Dr Yuanyuan Wang and colleagues assessed the hands of 14,511 middle-aged and older participants in the Melbourne Collaborative Cohort Study from hand photocopies and noted the 2D:4D. The incidence of total knee replacement and total hip replacement between 2001 and 2011 was determined by linking the cohort records to the Australian Orthopaedic Association National Joint Replacement Registry.
Over an average 10.5 year follow up, 580 participants had total knee replacements and 499 had total hip replacements for OA. Lower 2D:4D was associated with a higher incidence of total knee replacement, while there was no significant evidence of a link between 2D:4D and total hip replacement. This was the case when the ratio was examined on either the right or left hand, or the average, although the risk was stronger with the right hand.
There were 830 participants whose fingers had features that might have affected the validity of the measurements, and so they were excluded in the additional sensitivity analysis. Among the remaining 13,681 participants, there were 524 total knee replacements and 454 total hip replacements. Again, a lower 2D:4D was associated with a higher incidence of total knee replacement. There was again no significant evidence of a link between 2D:4D and total hip replacement.

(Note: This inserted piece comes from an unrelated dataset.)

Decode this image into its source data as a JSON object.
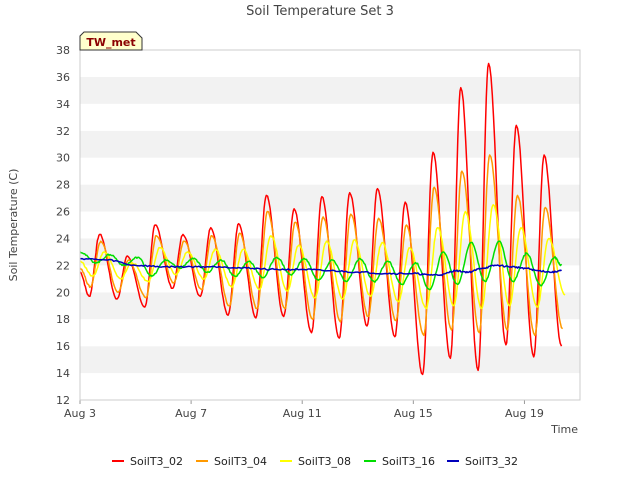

Dr Wang says, "Although there is some evidence from previous studies that sporting ability and achievement in sports and athletics are negatively related to 2D:4D, this might not reflect levels of regular physical activity in the general population. In our study, the measure of physical activity did not directly assess sporting activity, nor did the measure report past physical activity that may also be important in this regard."
"Although our study's results may in part be explained by joint injuries associated with high-level physical activity in those with a lower 2D:4D and the greater susceptibility of knee OA in response to injury than hip OA, they may also reflect hormonal influences on the growth of bone, cartilage, and soft tissue, which warrants further investigation."